DOMRADIO.DE: Was genau soll verboten werden? Welche Symbole?
Pfarrer Dr. Antonius Hamers (Leiter des Katholischen Büros NRW in Düsseldorf): Es handelt sich um religiöse Symbole, die von einzelnen Personen getragen werden. Das ist vor allem zum Beispiel ein muslimisches Kopftuch. Es kann auch eine jüdische Kippa sein oder ein Kreuz, das jemand um den Hals trägt. Alles was sichtbar ist, was wahrnehmbar ist. Das soll den Personen, die für die Neutralität der Rechtsprechung stehen, verboten sein.
DOMRADIO.DE: Wird es eine Art Katalog geben, in dem dann einzelne Symbole aufgelistet sind? Es ist ja tatsächlich manchmal schwer zu unterscheiden zwischen Schmuck und religiöser Symbolik, oder?
Hamers: Da sprechen Sie schon direkt eines der Probleme an. Es gibt keinen Katalog, sondern in dem Gesetzentwurf steht drin, dass religiöse Kleidungsstücke und religiöse Symbole verboten sind. Das Kreuz zum Beispiel, was auch als Schmuckstück getragen wird, würde dann im Zweifelsfalle sicherlich als religiöses Symbol gelten.

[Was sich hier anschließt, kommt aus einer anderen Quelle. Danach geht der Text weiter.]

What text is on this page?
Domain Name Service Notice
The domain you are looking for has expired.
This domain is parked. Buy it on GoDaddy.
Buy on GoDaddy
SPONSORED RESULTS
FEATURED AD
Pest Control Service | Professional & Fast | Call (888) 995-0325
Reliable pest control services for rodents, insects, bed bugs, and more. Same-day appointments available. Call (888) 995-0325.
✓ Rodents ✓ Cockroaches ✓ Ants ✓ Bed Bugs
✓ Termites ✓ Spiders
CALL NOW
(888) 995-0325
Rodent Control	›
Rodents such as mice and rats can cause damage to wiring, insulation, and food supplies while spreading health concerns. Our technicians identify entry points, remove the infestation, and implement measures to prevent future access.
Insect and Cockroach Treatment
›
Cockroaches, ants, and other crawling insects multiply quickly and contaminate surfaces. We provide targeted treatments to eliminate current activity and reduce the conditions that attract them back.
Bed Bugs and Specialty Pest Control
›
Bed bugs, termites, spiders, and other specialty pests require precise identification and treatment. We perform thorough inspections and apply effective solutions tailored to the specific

Denn ein Kreuz ist eben in erster Linie ein religiöses Symbol.
DOMRADIO.DE: Wen soll das Verbot betreffen? Richter und Staatsanwälte? Auch das Ordnungspersonal in den Gerichtssälen oder für noch mehr Menschen?
Hamers: Es soll für alle gelten, die hoheitlich tätig werden. Das sind – genau wie Sie gesagt haben – Richter und Staatsanwälte. Darüber hinaus auch die ehrenamtlichen Richter. Wir haben zum Teil sowohl bei den Schöffengerichten, aber zum Beispiel auch beim Handelsgericht, ehrenamtliche Richter, die keine Roben tragen. Für die würde das auch gelten. Es gilt auch für andere Justizmitarbeiter, zum Beispiel für die Dame, die im Grundbuchamt Eintragungen vornimmt. Auch sie handelt hoheitlich und auch für sie würde das gelten.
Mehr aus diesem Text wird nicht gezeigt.